Second, we need good values — a culture of hard work, enterprise, respect, and we need leaders who are not afraid to use law to effect behaviour change. We need a leader. Is it Holness? Montague? Portia? Peter? A man outside the political beltway as Earl Jarrett? Selah!
If we judge a nation by prisons, then Cameron is a saint and Simpson Miller brutal. Holness disappoints. He starts a fight in an empty room. He should lead due diligence, but he starts war between school and prison — both wards of the State. An Opposition leader is paid to defend, not abuse the weak. Sir, prisoners are fathers, mothers, sons, daughters; in for debt, traffic, taxes — some innocent. To be as detritus, being a former prime minister, is unacceptable. Compassion? Sir, a school cannot fulfil the functions of a prison and vice versa; we need both. Repent!

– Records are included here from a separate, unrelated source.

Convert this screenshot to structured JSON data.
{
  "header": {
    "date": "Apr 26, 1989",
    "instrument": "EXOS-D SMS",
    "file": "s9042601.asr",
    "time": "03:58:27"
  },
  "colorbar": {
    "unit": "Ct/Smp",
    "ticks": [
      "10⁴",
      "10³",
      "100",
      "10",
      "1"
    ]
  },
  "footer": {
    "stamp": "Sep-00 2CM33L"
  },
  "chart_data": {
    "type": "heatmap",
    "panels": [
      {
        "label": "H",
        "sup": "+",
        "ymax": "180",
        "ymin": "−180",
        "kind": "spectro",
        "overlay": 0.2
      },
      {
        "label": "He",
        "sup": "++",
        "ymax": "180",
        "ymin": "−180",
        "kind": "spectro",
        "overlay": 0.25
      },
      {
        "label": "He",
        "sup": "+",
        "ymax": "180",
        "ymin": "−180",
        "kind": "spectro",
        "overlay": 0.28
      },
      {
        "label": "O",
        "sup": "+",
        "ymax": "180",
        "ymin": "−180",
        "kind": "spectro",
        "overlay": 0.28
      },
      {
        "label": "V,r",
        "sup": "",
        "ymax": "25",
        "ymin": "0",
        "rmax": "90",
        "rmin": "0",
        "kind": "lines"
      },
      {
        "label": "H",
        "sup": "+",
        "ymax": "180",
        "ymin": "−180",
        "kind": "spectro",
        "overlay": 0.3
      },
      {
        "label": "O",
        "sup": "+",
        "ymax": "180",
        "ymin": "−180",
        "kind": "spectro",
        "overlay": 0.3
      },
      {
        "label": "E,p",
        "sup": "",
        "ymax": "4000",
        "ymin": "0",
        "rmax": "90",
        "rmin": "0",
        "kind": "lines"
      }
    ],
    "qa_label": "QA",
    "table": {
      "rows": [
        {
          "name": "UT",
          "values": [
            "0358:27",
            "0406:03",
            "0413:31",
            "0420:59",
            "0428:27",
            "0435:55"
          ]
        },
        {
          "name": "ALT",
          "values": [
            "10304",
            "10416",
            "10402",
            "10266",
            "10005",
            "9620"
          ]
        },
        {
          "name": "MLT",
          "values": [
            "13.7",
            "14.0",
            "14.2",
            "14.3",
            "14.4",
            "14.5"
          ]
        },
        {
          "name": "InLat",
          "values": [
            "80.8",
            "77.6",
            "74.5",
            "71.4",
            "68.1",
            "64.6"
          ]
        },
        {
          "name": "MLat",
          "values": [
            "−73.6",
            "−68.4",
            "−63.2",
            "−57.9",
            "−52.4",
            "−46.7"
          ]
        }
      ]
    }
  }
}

Prisoner transfer between nations is normal, and Cabinet must be blamed for poor handling of this issue. Many Jamaican inmates want to come home, but to our shame they cannot, as prisons are s********s. Cameron is a politician, like Portia, and each has an agenda — surprise! Let’s negotiate a good deal. I spent years in prisons by Her Majesty’s fiat to assure justice for all. The care, food is good; computers, TV, sports, skills training even a DJ school — we want this.
Many ethnicities live in a town like Brixton — 300 languages spoken and the prison is like a UN. Julian Assange (WikiLeaks) was a prisoner on my watch — “There go I but for the grace of God!” Our prisons — Fort Augusta, Tower Street, St Catherine — were gifts from the British. State-of-the-art when built, and we turned them into pig pens. What’s the fuss about a new one? The UK inmates are Jamaicans to be deported at end of sentence. They now drip-feed them in one-one at random times into the airport with the clothes on their backs — cruel! In the new scheme we get them before their tariff ends, orient them; some have five months or five years left. Which is better? My one principle — UK inmates must cost us nothing up to time of release or death in custody, however long it takes. Do due diligence; build a prison with space for ours plus theirs; set charges for keep and care (including training, recreation); special needs, medics and meds for their sentence and prep them for burial or release.
We often cut off nose to spite face, but politicians do not go to prison. We need the prison, so a mother, wife or child of a prisoner may call Peter Bunting blessed. Stay conscious!